В горнице было тепло, но все тупились к печке, только Басманов сидел отдельно, да Горенский за самым столом рассматривал трехаршинный Большой чертеж[52], составленный в Разрядном приказе по повелению царя еще к первому походу в Ливонию.
Челяднин мало знал Горенского: в его время тот не был даже окольничим и ни к каким думным делам не был причастен. Да и помимо Горенского в избе сидело несколько воевод, которых Челяднин вовсе не знал либо знал только понаслышке. Все они выдвинулись и посели на боярских и воеводских местах уже после того, как он был отставлен царем от управления думой и выпровожен из Москвы. Всем им немного было дела до него – ни радость, ни огорчения его приезд им не принес, – лишь любопытство светилось в их глазах. Хотелось поглядеть на знаменитого опальника, про которого всяк, знавший его, неизменно говорил что-нибудь необыкновенное, и всегда шепотком, с оглядкой, с утайкой и таким видом, будто больше оберегал его, чем себя.
Пронский, заметив, что Челяднин перестал слушать его, с обидой отступил от него и нарочно громко, чтоб показать ему свою обиду, сказал:
– Тут все други твои и приятели, боярин! А кто честью не дарен знать тебя, тех я тебе назову. Воевода Морозов!..

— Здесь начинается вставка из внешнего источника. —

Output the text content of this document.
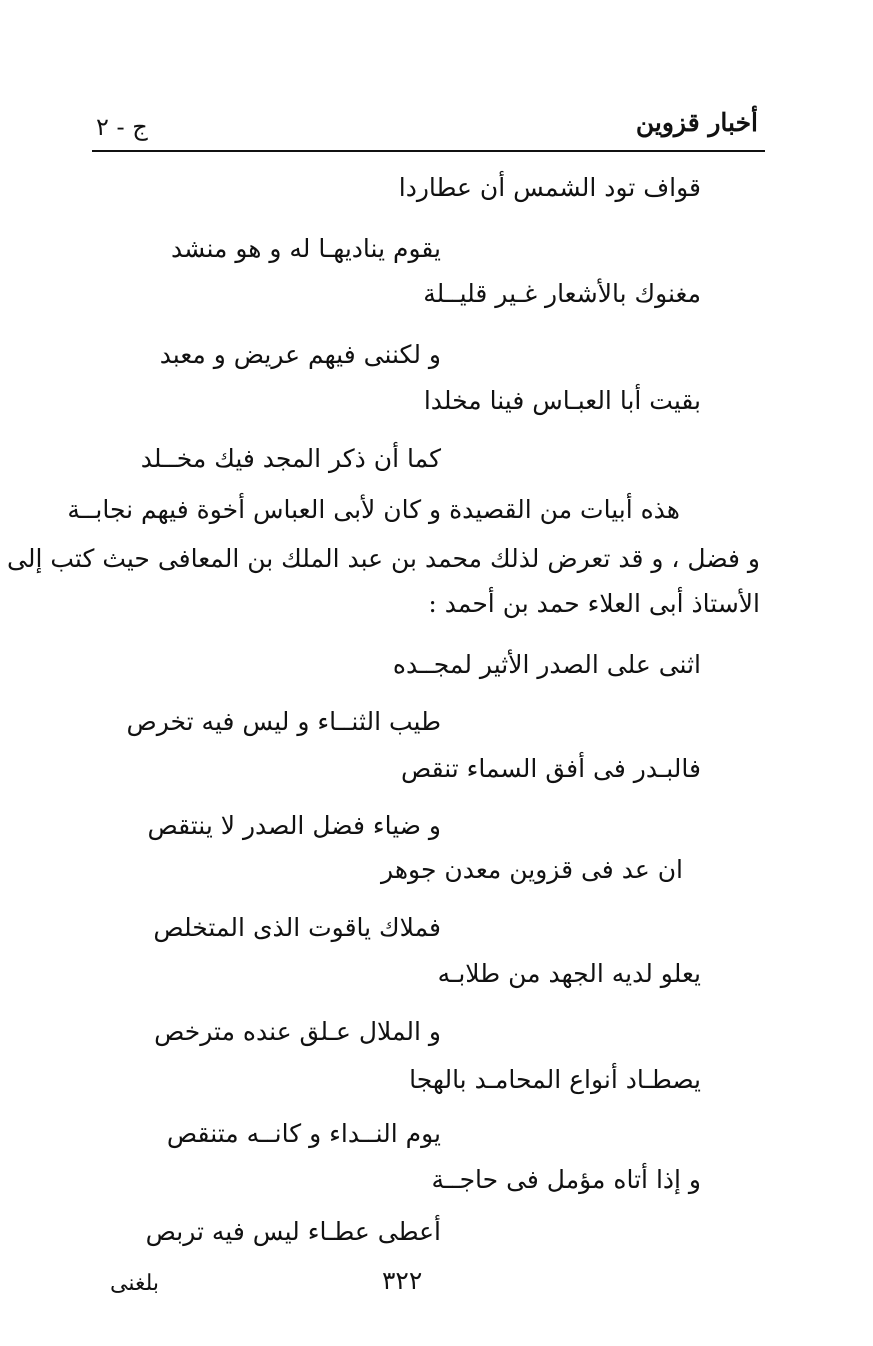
أخبار قزوين
ج - ٢
قواف تود الشمس أن عطاردا
يقوم يناديهـا له و هو منشد
مغنوك بالأشعار غـير قليــلة
و لكننى فيهم عريض و معبد
بقيت أبا العبـاس فينا مخلدا
كما أن ذكر المجد فيك مخــلد
هذه أبيات من القصيدة و كان لأبى العباس أخوة فيهم نجابــة
و فضل ، و قد تعرض لذلك محمد بن عبد الملك بن المعافى حيث كتب إلى
الأستاذ أبى العلاء حمد بن أحمد :
اثنى على الصدر الأثير لمجــده
طيب الثنــاء و ليس فيه تخرص
فالبـدر فى أفق السماء تنقص
و ضياء فضل الصدر لا ينتقص
ان عد فى قزوين معدن جوهر
فملاك ياقوت الذى المتخلص
يعلو لديه الجهد من طلابـه
و الملال عـلق عنده مترخص
يصطـاد أنواع المحامـد بالهجا
يوم النــداء و كانــه متنقص
و إذا أتاه مؤمل فى حاجــة
أعطى عطـاء ليس فيه تربص
٣٢٢
بلغنى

– Не трудись про меня говорить, князь Пронский, – смущенно вымолвил Морозов и поднялся с лавки. – Ведом я боярину… Год целый под ним в Смоленске был… Вторым воеводой. Здравия тебе, Иван Петрович! – поклонился Морозов. – С доброй дорогой и с честью тебя!
– Здравствуй, воевода, – ответил Челяднин. – Спасибо за доброе слово… Токмо дорога не добра, а честь не велика!
Серебряный, все это время стоявший позади Челяднина, негодующе хмыкнул. Откинув за спину полы шубы, он прошелся по горнице, приковав к себе взгляды, и стал у окна, принявшись внимательно смотреть в него, будто и вправду мог что-то увидеть сквозь его мутную, слегка прозрачную паволочень.
– Смоленские полки привел на подмогу, воевода? – спросил у Морозова Челяднин. – А на кого же Смоленск оставил?
– В Смоленске Шеремет-меньшой…
– А большого почто нет с вами?
– Стар воевода, – неохотно ответил Пронский. – Хворобы одолели. А про Воротынского, поди, ведаешь? – тяжело добавил он.
– И про Бельского, и про Воротынского… Князь Курбский мне в Дерпте поведал.
На минуту установилось тяжелое молчание.
– Воеводу Бутурлина уж не ведаешь точно. Вот он – воевода Бутурлин! – указал Пронский на жидкобородого толстяка. – Стратиг сведомый и хитрый, как хорь! На Успенье[53] боярином стал.